There are a growing number of online spaces which are a product of an automated algorithmic process. These are the trending topics lists we see across media and social networks, or the personalized recommendations we get on retail sites. But how do we define what constitutes a “trend” or what piece of content should be included in our “hottest” list? Often times, it is not simply the top most read or clicked on item. What’s hot is an intuitive and very humane assessment, yet potentially a mathematically complex formula, if at all possible to produce. We’ve already seen numerous examples where algorithmically generated results led to awkward outcomes, such as Amazon’s $23,698,655.93 priced book about flies or Siri’s inability to find abortion clinics in New York City.

These are not Google, Apple, Amazon or Twitter conspiracies, but rather the unintended consequences of algorithmic recommendations being misaligned with people’s value systems and expectations of how the technology should work. The larger the gap between people’s expectations and the algorithmic output, the more user trust will be violated. As designers and builders of these technologies, we need to make sure our users understand enough about the choices we encode into our algorithms, but not too much to enable them to game the systems. People’s perception affects trust.

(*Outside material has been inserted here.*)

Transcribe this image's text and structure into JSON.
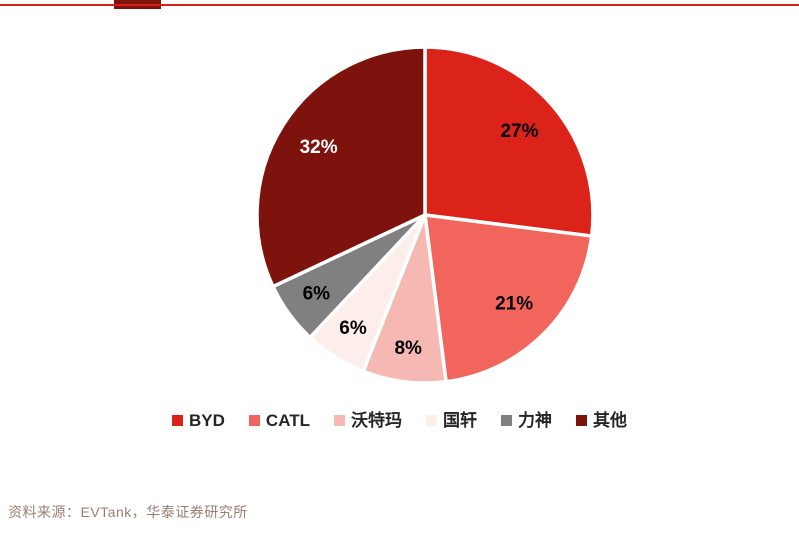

And once trust is violated, it is incredibly difficult to gain back. There’s a misplaced faith in the algorithm, assuming it is fair, unbiased, and should accurately represent what we think is “truth”.

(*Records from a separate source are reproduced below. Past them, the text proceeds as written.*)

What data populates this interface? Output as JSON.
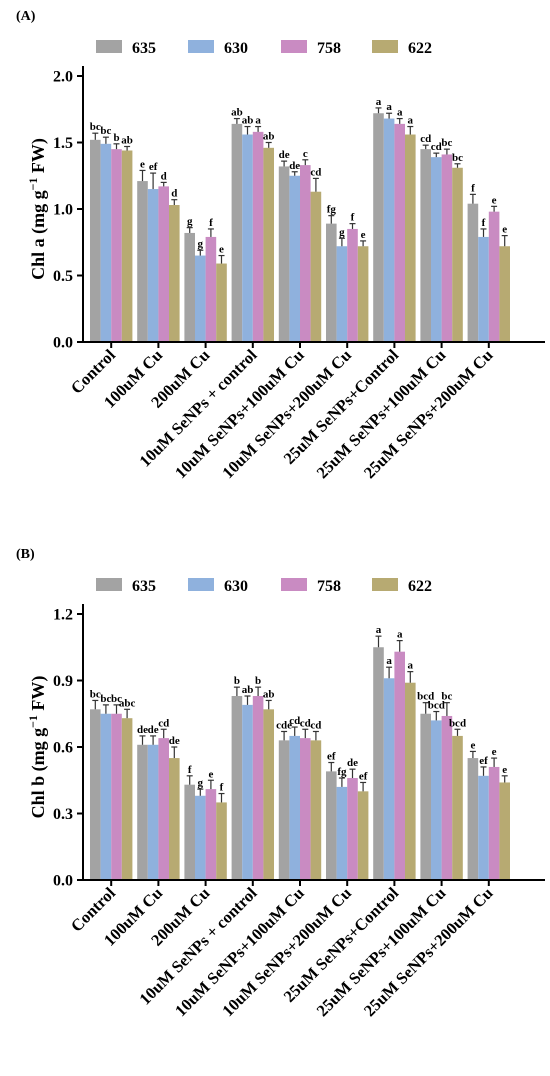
{
  "colors": {
    "series": [
      "#a3a3a3",
      "#8fb1dd",
      "#c98bc2",
      "#b7aa72"
    ],
    "error": "#333333",
    "axis": "#000000"
  },
  "chart_data": [
    {
      "type": "bar",
      "panel_label": "(A)",
      "ylabel_main": "Chl a (mg g",
      "ylabel_sup": "−1",
      "ylabel_tail": " FW)",
      "ylim": [
        0,
        2.0
      ],
      "yticks": [
        "0.0",
        "0.5",
        "1.0",
        "1.5",
        "2.0"
      ],
      "ytick_values": [
        0,
        0.5,
        1.0,
        1.5,
        2.0
      ],
      "legend_position": "top",
      "categories": [
        "Control",
        "100uM Cu",
        "200uM Cu",
        "10uM SeNPs + control",
        "10uM SeNPs+100uM Cu",
        "10uM SeNPs+200uM Cu",
        "25uM SeNPs+Control",
        "25uM SeNPs+100uM Cu",
        "25uM SeNPs+200uM Cu"
      ],
      "series": [
        {
          "name": "635",
          "values": [
            1.52,
            1.21,
            0.82,
            1.64,
            1.32,
            0.89,
            1.72,
            1.45,
            1.04
          ],
          "errors": [
            0.05,
            0.08,
            0.04,
            0.04,
            0.04,
            0.06,
            0.04,
            0.03,
            0.07
          ],
          "labels": [
            "bc",
            "e",
            "g",
            "ab",
            "de",
            "fg",
            "a",
            "cd",
            "f"
          ]
        },
        {
          "name": "630",
          "values": [
            1.49,
            1.15,
            0.65,
            1.56,
            1.25,
            0.72,
            1.68,
            1.39,
            0.79
          ],
          "errors": [
            0.05,
            0.12,
            0.04,
            0.06,
            0.03,
            0.06,
            0.04,
            0.03,
            0.06
          ],
          "labels": [
            "bc",
            "ef",
            "g",
            "ab",
            "de",
            "g",
            "a",
            "cd",
            "f"
          ]
        },
        {
          "name": "758",
          "values": [
            1.45,
            1.17,
            0.79,
            1.58,
            1.33,
            0.85,
            1.64,
            1.41,
            0.98
          ],
          "errors": [
            0.04,
            0.03,
            0.06,
            0.04,
            0.04,
            0.04,
            0.04,
            0.04,
            0.04
          ],
          "labels": [
            "b",
            "d",
            "f",
            "a",
            "c",
            "f",
            "a",
            "bc",
            "e"
          ]
        },
        {
          "name": "622",
          "values": [
            1.44,
            1.03,
            0.59,
            1.46,
            1.13,
            0.72,
            1.56,
            1.31,
            0.72
          ],
          "errors": [
            0.03,
            0.04,
            0.06,
            0.04,
            0.1,
            0.04,
            0.06,
            0.03,
            0.08
          ],
          "labels": [
            "ab",
            "d",
            "e",
            "ab",
            "cd",
            "e",
            "a",
            "bc",
            "e"
          ]
        }
      ]
    },
    {
      "type": "bar",
      "panel_label": "(B)",
      "ylabel_main": "Chl b (mg g",
      "ylabel_sup": "−1",
      "ylabel_tail": " FW)",
      "ylim": [
        0,
        1.2
      ],
      "yticks": [
        "0.0",
        "0.3",
        "0.6",
        "0.9",
        "1.2"
      ],
      "ytick_values": [
        0,
        0.3,
        0.6,
        0.9,
        1.2
      ],
      "legend_position": "top",
      "categories": [
        "Control",
        "100uM Cu",
        "200uM Cu",
        "10uM SeNPs + control",
        "10uM SeNPs+100uM Cu",
        "10uM SeNPs+200uM Cu",
        "25uM SeNPs+Control",
        "25uM SeNPs+100uM Cu",
        "25uM SeNPs+200uM Cu"
      ],
      "series": [
        {
          "name": "635",
          "values": [
            0.77,
            0.61,
            0.43,
            0.83,
            0.63,
            0.49,
            1.05,
            0.75,
            0.55
          ],
          "errors": [
            0.04,
            0.04,
            0.04,
            0.04,
            0.04,
            0.04,
            0.05,
            0.05,
            0.03
          ],
          "labels": [
            "bc",
            "de",
            "f",
            "b",
            "cde",
            "ef",
            "a",
            "bcd",
            "e"
          ]
        },
        {
          "name": "630",
          "values": [
            0.75,
            0.61,
            0.38,
            0.79,
            0.65,
            0.42,
            0.91,
            0.72,
            0.47
          ],
          "errors": [
            0.04,
            0.04,
            0.03,
            0.04,
            0.04,
            0.04,
            0.05,
            0.04,
            0.04
          ],
          "labels": [
            "bc",
            "de",
            "g",
            "ab",
            "cd",
            "fg",
            "a",
            "bcd",
            "ef"
          ]
        },
        {
          "name": "758",
          "values": [
            0.75,
            0.64,
            0.41,
            0.83,
            0.64,
            0.46,
            1.03,
            0.74,
            0.51
          ],
          "errors": [
            0.04,
            0.04,
            0.04,
            0.04,
            0.04,
            0.04,
            0.05,
            0.06,
            0.04
          ],
          "labels": [
            "bc",
            "cd",
            "e",
            "b",
            "cd",
            "de",
            "a",
            "bc",
            "e"
          ]
        },
        {
          "name": "622",
          "values": [
            0.73,
            0.55,
            0.35,
            0.77,
            0.63,
            0.4,
            0.89,
            0.65,
            0.44
          ],
          "errors": [
            0.04,
            0.05,
            0.04,
            0.04,
            0.04,
            0.04,
            0.05,
            0.03,
            0.03
          ],
          "labels": [
            "abc",
            "de",
            "f",
            "ab",
            "cd",
            "ef",
            "a",
            "bcd",
            "e"
          ]
        }
      ]
    }
  ]
}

While it is clear for technologists that algorithmic systems are always biased, the public perception is that of neutrality. It’s math right? And math is honest and “true”. But when building these systems there are specific choices made, and biases encoded due to these choices.

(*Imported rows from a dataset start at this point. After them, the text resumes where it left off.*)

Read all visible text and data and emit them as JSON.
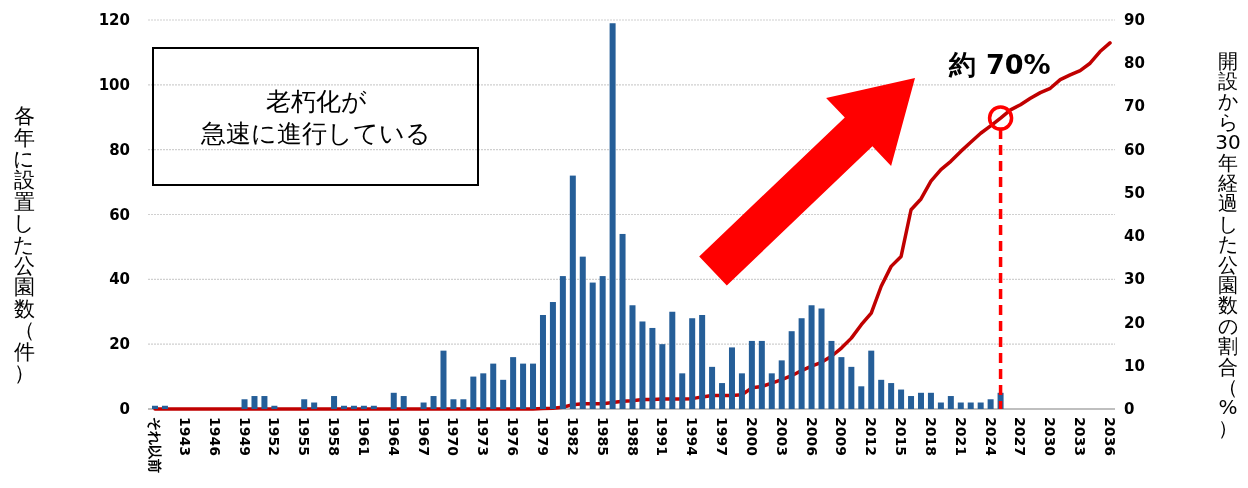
{
  "chart_data": {
    "type": "bar",
    "ylabel": "各年に設置した公園数（件）",
    "y2label": "開設から30年経過した公園数の割合（%）",
    "categories": [
      "それ以前",
      null,
      null,
      "1943",
      null,
      null,
      "1946",
      null,
      null,
      "1949",
      null,
      null,
      "1952",
      null,
      null,
      "1955",
      null,
      null,
      "1958",
      null,
      null,
      "1961",
      null,
      null,
      "1964",
      null,
      null,
      "1967",
      null,
      null,
      "1970",
      null,
      null,
      "1973",
      null,
      null,
      "1976",
      null,
      null,
      "1979",
      null,
      null,
      "1982",
      null,
      null,
      "1985",
      null,
      null,
      "1988",
      null,
      null,
      "1991",
      null,
      null,
      "1994",
      null,
      null,
      "1997",
      null,
      null,
      "2000",
      null,
      null,
      "2003",
      null,
      null,
      "2006",
      null,
      null,
      "2009",
      null,
      null,
      "2012",
      null,
      null,
      "2015",
      null,
      null,
      "2018",
      null,
      null,
      "2021",
      null,
      null,
      "2024",
      null,
      null,
      "2027",
      null,
      null,
      "2030",
      null,
      null,
      "2033",
      null,
      null,
      "2036"
    ],
    "series": [
      {
        "color": "#255e98",
        "values": [
          1,
          1,
          null,
          null,
          null,
          null,
          null,
          null,
          null,
          3,
          4,
          4,
          1,
          null,
          null,
          3,
          2,
          null,
          4,
          1,
          1,
          1,
          1,
          null,
          5,
          4,
          null,
          2,
          4,
          18,
          3,
          3,
          10,
          11,
          14,
          9,
          16,
          14,
          14,
          29,
          33,
          41,
          72,
          47,
          39,
          41,
          119,
          54,
          32,
          27,
          25,
          20,
          30,
          11,
          28,
          29,
          13,
          8,
          19,
          11,
          21,
          21,
          11,
          15,
          24,
          28,
          32,
          31,
          21,
          16,
          13,
          7,
          18,
          9,
          8,
          6,
          4,
          5,
          5,
          2,
          4,
          2,
          2,
          2,
          3,
          5,
          null,
          null,
          null,
          null,
          null,
          null,
          null,
          null,
          null,
          null,
          null
        ]
      },
      {
        "type": "line",
        "axis": "y2",
        "color": "#c00000",
        "values": [
          0,
          0,
          0,
          0,
          0,
          0,
          0,
          0,
          0,
          0,
          0,
          0,
          0,
          0,
          0,
          0,
          0,
          0,
          0,
          0,
          0,
          0,
          0,
          0,
          0,
          0,
          0,
          0,
          0,
          0,
          0,
          0,
          0,
          0,
          0,
          0,
          0,
          0,
          0,
          0.1,
          0.2,
          0.4,
          1.0,
          1.2,
          1.2,
          1.2,
          1.5,
          1.8,
          1.9,
          2.2,
          2.2,
          2.3,
          2.3,
          2.3,
          2.4,
          2.8,
          3.1,
          3.1,
          3.1,
          3.3,
          4.9,
          5.2,
          6.0,
          6.8,
          7.7,
          8.9,
          9.9,
          10.8,
          12.2,
          14.1,
          16.4,
          19.5,
          22.2,
          28.4,
          33.0,
          35.3,
          46.1,
          48.6,
          52.7,
          55.4,
          57.3,
          59.6,
          61.7,
          63.8,
          65.5,
          67.3,
          69.2,
          70.4,
          71.9,
          73.2,
          74.2,
          76.2,
          77.3,
          78.3,
          80.0,
          82.7,
          84.7
        ]
      }
    ],
    "ylim": [
      0,
      120
    ],
    "yticks": [
      0,
      20,
      40,
      60,
      80,
      100,
      120
    ],
    "y2lim": [
      0,
      90
    ],
    "y2ticks": [
      0,
      10,
      20,
      30,
      40,
      50,
      60,
      70,
      80,
      90
    ],
    "grid": "y",
    "annotations": [
      "老朽化が",
      "急速に進行している",
      "約 70%"
    ]
  }
}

In my upcoming SXSW session with Poynter Institute’s Kelly McBride, we’ll be untangling some of these topics. Please come!

4. When marketers typically look at algorithms, most try to game the system. How does the cycle of programmers trying to stop gaming and those trying to game it play into creating biases?

Indeed. In spaces where there’s a perceived value, people will always try to game the system. But this is not new. The practice of search engine optimization is effectively “gaming the system”, yet its’ been around for many years and is considered an important part of launching a website. SEO is what we have to do if we want to optimize traffic to our websites. Like a game of cat and mouse, as builders we have to constantly adjust the parameters of our systems in order to make them harder to game, while making sure they preserve their value. With Google search, for example, while we have a general sense of what affects results, we don’t know precisely, and they constantly change it up!

Another example is Twitter’s trending topics algorithm. There’s clear value in reaching the trending topics list on Twitter: visibility. In the early days of Twitter, Justin Bieber used to consistently dominate the trends list. In response, team Twitter implemented TFIDF (Term Frequency Inverse Document Frequency) as a way to make sure this didn’t happen – making it harder for popular content to trend. As a result, only new and “spiky” (rapid acceleration of shares) make it to the trends list. This means that trends such as Kim Kardashian’s wedding or Steve Jobs’ death are much more likely to trend, compared to topics that are a part of an ongoing story, such as the economy or immigration. I published a long blog post on why #OccupyWallStreet never trended in NYC explaining precisely this phenomenon.

Every event organizer wants to get their conference to trend on Twitter. Hence a unique hashtag is typically chosen to be used. We know enough about what gets something to trend, but it is still difficult to completely game the system. In a way, there’s always a natural progression with algorithmic products. The more successful these spaces are, the more perceived value they attain, the more people will try to game them. Changes in the system are necessary in order to keep it from being abused.

5. If you could have any other data scientist’s job, which one would you want?

I’m pretty sure I have the best data science gig out there. I get to work with passionate smart people, on creative and innovative approaches to use data in products that people love. Hard to beat that!